Kürt illerinde onlarca kenti yakıp yıktılar, yer ile yeksan ettiler. Sur’da, Cizre’de ve daha birçok yerde otuz medeniyetin izlerini, milyonların iradesini hiçe sayarak atadıkları kayyımlar aracılığıyla bölgenin kültürel hayatını yok ettiler. Kürt kimliğini yansıtan tüm unsurları ortadan kaldırdılar, Kürt tarihi şahsiyetlerinin adlarını, park, cadde ve alanlardan sildiler.Üstelik onca soruşturmaya rağmen en ufak bir yolsuzluk bulamadıkları yüze yakın belediyeye atadıkları kayyımlardan birçoğunun yolsuzluktan işten el çektirilmesi ve birçoğunun da herkesin gözü önündeki yasa dışı işlerinin üstünün örtülmesi, haber yapan medya çalışanlarının gözaltına alınmasına rağmen görevine devam etmesi karşısında, hala bölgede söz sahibi olmaya çalışıyorlar. Tabii emrindeki muhtarlar, yargı ve nüfus idaresinin ortak çalışması sonucu çok ince bir seçim mühendisliği yaptılar. Türkiyenin çeşitli illerinden devşirmelerle bir apartmanda ikibini aşkın, olmayan binalarda, ahırlarda yüzlerce uydurma seçmen, yüz elli yaşını aşmış seçmenlerle bir sonuç elde etmeye çalışıyorlar.
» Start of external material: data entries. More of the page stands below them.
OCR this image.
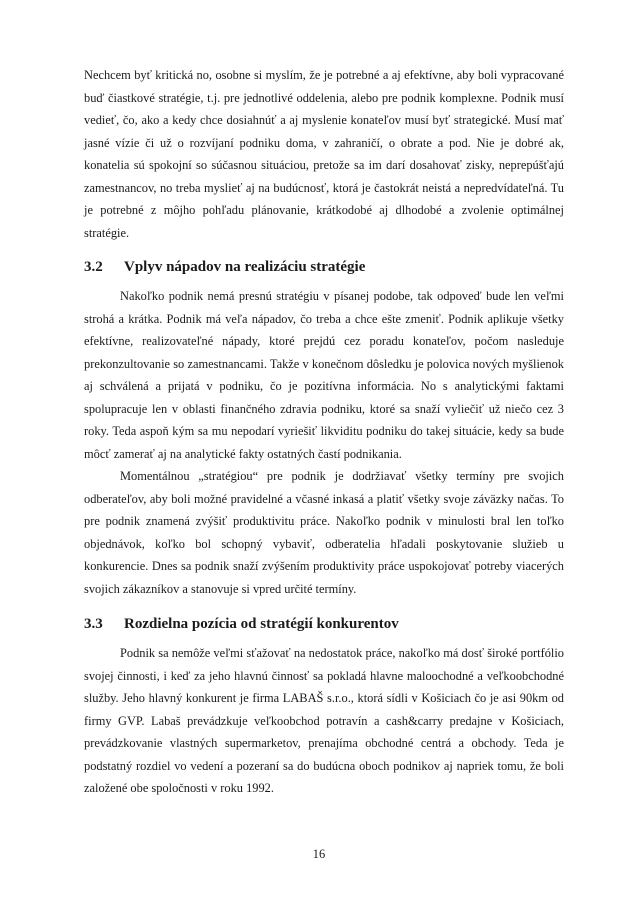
Nechcem byť kritická no, osobne si myslím, že je potrebné a aj efektívne, aby boli vypracované buď čiastkové stratégie, t.j. pre jednotlivé oddelenia, alebo pre podnik komplexne. Podnik musí vedieť, čo, ako a kedy chce dosiahnúť a aj myslenie konateľov musí byť strategické. Musí mať jasné vízie či už o rozvíjaní podniku doma, v zahraničí, o obrate a pod. Nie je dobré ak, konatelia sú spokojní so súčasnou situáciou, pretože sa im darí dosahovať zisky, neprepúšťajú zamestnancov, no treba myslieť aj na budúcnosť, ktorá je častokrát neistá a nepredvídateľná. Tu je potrebné z môjho pohľadu plánovanie, krátkodobé aj dlhodobé a zvolenie optimálnej stratégie.

3.2	Vplyv nápadov na realizáciu stratégie

Nakoľko podnik nemá presnú stratégiu v písanej podobe, tak odpoveď bude len veľmi strohá a krátka. Podnik má veľa nápadov, čo treba a chce ešte zmeniť. Podnik aplikuje všetky efektívne, realizovateľné nápady, ktoré prejdú cez poradu konateľov, počom nasleduje prekonzultovanie so zamestnancami. Takže v konečnom dôsledku je polovica nových myšlienok aj schválená a prijatá v podniku, čo je pozitívna informácia. No s analytickými faktami spolupracuje len v oblasti finančného zdravia podniku, ktoré sa snaží vyliečiť už niečo cez 3 roky. Teda aspoň kým sa mu nepodarí vyriešiť likviditu podniku do takej situácie, kedy sa bude môcť zamerať aj na analytické fakty ostatných častí podnikania.

Momentálnou „stratégiou“ pre podnik je dodržiavať všetky termíny pre svojich odberateľov, aby boli možné pravidelné a včasné inkasá a platiť všetky svoje záväzky načas. To pre podnik znamená zvýšiť produktivitu práce. Nakoľko podnik v minulosti bral len toľko objednávok, koľko bol schopný vybaviť, odberatelia hľadali poskytovanie služieb u konkurencie. Dnes sa podnik snaží zvýšením produktivity práce uspokojovať potreby viacerých svojich zákazníkov a stanovuje si vpred určité termíny.

3.3	Rozdielna pozícia od stratégií konkurentov

Podnik sa nemôže veľmi sťažovať na nedostatok práce, nakoľko má dosť široké portfólio svojej činnosti, i keď za jeho hlavnú činnosť sa pokladá hlavne maloochodné a veľkoobchodné služby. Jeho hlavný konkurent je firma LABAŠ s.r.o., ktorá sídli v Košiciach čo je asi 90km od firmy GVP. Labaš prevádzkuje veľkoobchod potravín a cash&carry predajne v Košiciach, prevádzkovanie vlastných supermarketov, prenajíma obchodné centrá a obchody. Teda je podstatný rozdiel vo vedení a pozeraní sa do budúcna oboch podnikov aj napriek tomu, že boli založené obe spoločnosti v roku 1992.

16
Nedense muhalefet partilerimiz, Üsküdar’daki bu yasa dışılıkları görüyor ama Kürt illerindeki için gıkları çıkmıyor.
Tabii muhalefet cephesi olarak ortaya çıkmış olan Millet Cephesi de ayrı alem. Kürt aleyhtarlığında birleştiklerinden ve demokrasiyi Atatürk milliyetçiliği dışına taşıyamamasından kaynaklı olarak, sıkıştıkları yerde hemen karşı kampa kayıveriyorlar. İYİ Parti Genel Başkanı sayın Meral Aşener, Iğdır’da kendi adayını çekti ve hiç perva etmeden HDP’nin adayının kazanmaması için Cumhur İttifakı’nın ortak adayını destekleme kararı aldı. Öte yandan kimi partilileri, “HDP destekleyecekse ben o partiye oy vermem” diyerek kendisine el uzatana, “Senin yardımını istemiyorum” deyip gölde boğulana dönüyor.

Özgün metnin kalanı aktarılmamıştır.